Cassandra hashing algorithm with composite keys

2.1k views Asked by At

I'm trying to understand what algorithm Cassandra uses to generate murmur3 hashes of composite partition keys. I know I can obtain the value directly from CQL but I want to reproduce the behaviour of Cassandra for any given tuple directly from Java/scala code.

For simple partition keys the following function computes the correct value (at least in many cases, I know by looking at source code that it is not exact):

long l = com.google.common.hash.Hashing.Hashing.murmur3_128().hashString("my-string", Charset.forName("UTF-8")).asLong();

What if I have two columns on partition key ?

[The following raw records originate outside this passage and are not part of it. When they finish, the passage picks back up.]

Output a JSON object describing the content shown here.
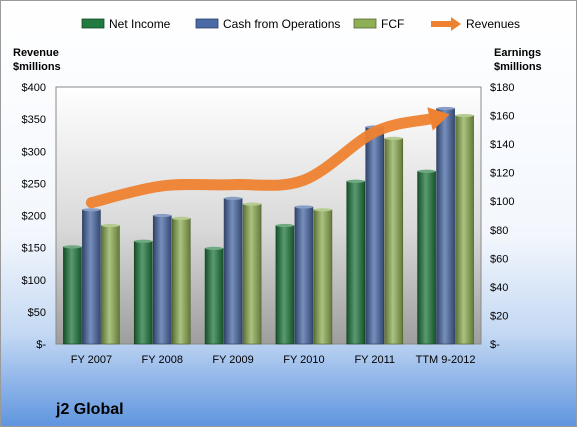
{
  "company": "j2 Global",
  "chart_data": {
    "type": "bar",
    "categories": [
      "FY 2007",
      "FY 2008",
      "FY 2009",
      "FY 2010",
      "FY 2011",
      "TTM 9-2012"
    ],
    "series": [
      {
        "name": "Net Income",
        "axis": "right",
        "color": "#217a3f",
        "values": [
          68,
          72,
          67,
          83,
          114,
          121
        ]
      },
      {
        "name": "Cash from Operations",
        "axis": "right",
        "color": "#4a6aa6",
        "values": [
          94,
          90,
          102,
          96,
          152,
          165
        ]
      },
      {
        "name": "FCF",
        "axis": "right",
        "color": "#8faf55",
        "values": [
          83,
          88,
          98,
          94,
          144,
          160
        ]
      },
      {
        "name": "Revenues",
        "axis": "left",
        "type": "line",
        "color": "#ee8230",
        "values": [
          220,
          246,
          248,
          255,
          330,
          356
        ]
      }
    ],
    "left_axis": {
      "title_lines": [
        "Revenue",
        "$millions"
      ],
      "range": [
        0,
        400
      ],
      "ticks": [
        0,
        50,
        100,
        150,
        200,
        250,
        300,
        350,
        400
      ],
      "tick_labels": [
        "$-",
        "$50",
        "$100",
        "$150",
        "$200",
        "$250",
        "$300",
        "$350",
        "$400"
      ]
    },
    "right_axis": {
      "title_lines": [
        "Earnings",
        "$millions"
      ],
      "range": [
        0,
        180
      ],
      "ticks": [
        0,
        20,
        40,
        60,
        80,
        100,
        120,
        140,
        160,
        180
      ],
      "tick_labels": [
        "$-",
        "$20",
        "$40",
        "$60",
        "$80",
        "$100",
        "$120",
        "$140",
        "$160",
        "$180"
      ]
    },
    "legend": {
      "position": "top",
      "items": [
        "Net Income",
        "Cash from Operations",
        "FCF",
        "Revenues"
      ]
    },
    "grid": false
  }
}
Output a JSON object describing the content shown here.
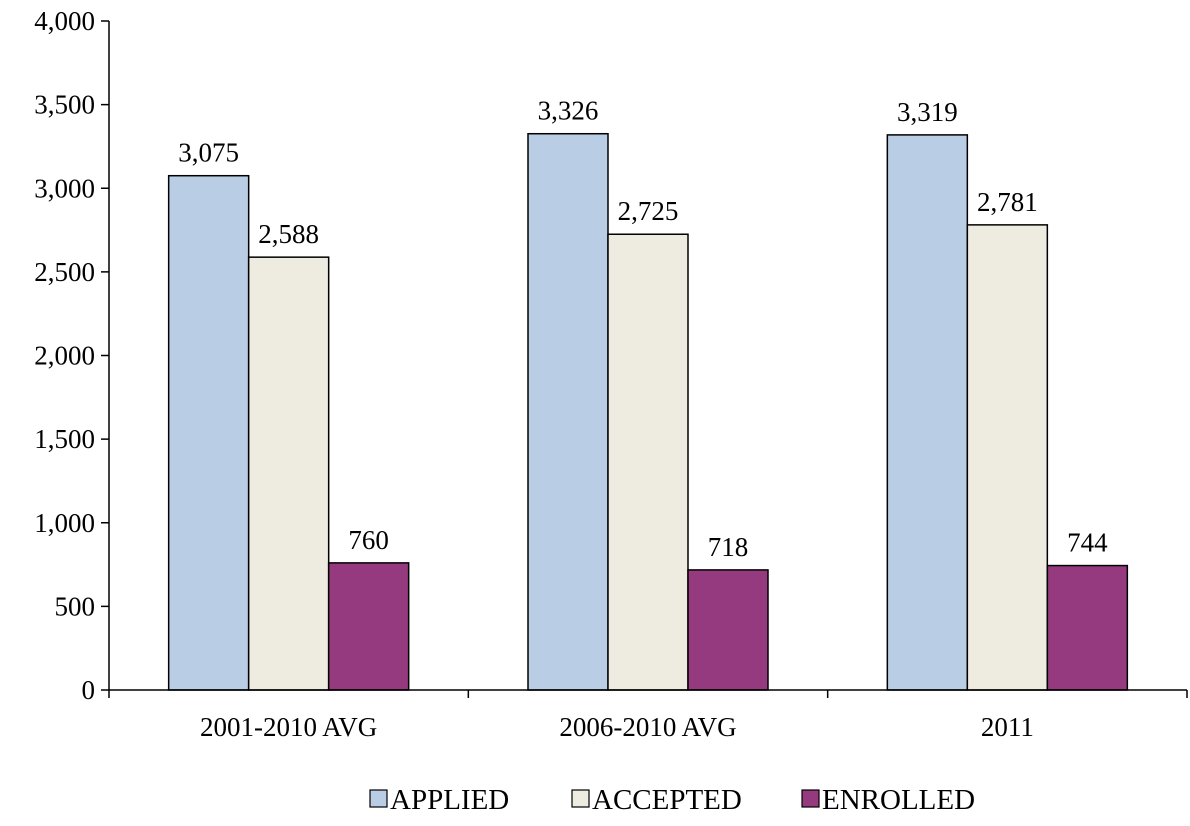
{
  "chart_data": {
    "type": "bar",
    "title": "",
    "xlabel": "",
    "ylabel": "",
    "categories": [
      "2001-2010 AVG",
      "2006-2010 AVG",
      "2011"
    ],
    "series": [
      {
        "name": "APPLIED",
        "values": [
          3075,
          3326,
          3319
        ],
        "color": "#B9CDE5"
      },
      {
        "name": "ACCEPTED",
        "values": [
          2588,
          2725,
          2781
        ],
        "color": "#EEECE1"
      },
      {
        "name": "ENROLLED",
        "values": [
          760,
          718,
          744
        ],
        "color": "#953A7E"
      }
    ],
    "data_labels": [
      [
        "3,075",
        "3,326",
        "3,319"
      ],
      [
        "2,588",
        "2,725",
        "2,781"
      ],
      [
        "760",
        "718",
        "744"
      ]
    ],
    "ylim": [
      0,
      4000
    ],
    "yticks": [
      0,
      500,
      1000,
      1500,
      2000,
      2500,
      3000,
      3500,
      4000
    ],
    "ytick_labels": [
      "0",
      "500",
      "1,000",
      "1,500",
      "2,000",
      "2,500",
      "3,000",
      "3,500",
      "4,000"
    ],
    "grid": false,
    "legend": {
      "position": "bottom",
      "entries": [
        "APPLIED",
        "ACCEPTED",
        "ENROLLED"
      ]
    }
  }
}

The hash of the concatenation of the two strings is not the same.

1

There are 1 answers

0
Nicola Ferraro On BEST ANSWER

Thanks for giving me more details about the algorithm. I wrote a sample code in order to share the solution.

byte[] keyBytes;
try(ByteArrayOutputStream bos = new ByteArrayOutputStream(); DataOutputStream out = new DataOutputStream(bos)) {    

    String[] keys = new String[] {"key1", "key2"};
    for(String key : keys) {
        byte[] arr = key.getBytes("UTF-8");
        out.writeShort(arr.length);
        out.write(arr, 0, arr.length);
        out.writeByte(0);
    }
    out.flush();
    keyBytes = bos.toByteArray();
}

long hash = Hashing.murmur3_128().hashBytes(keyBytes).asLong();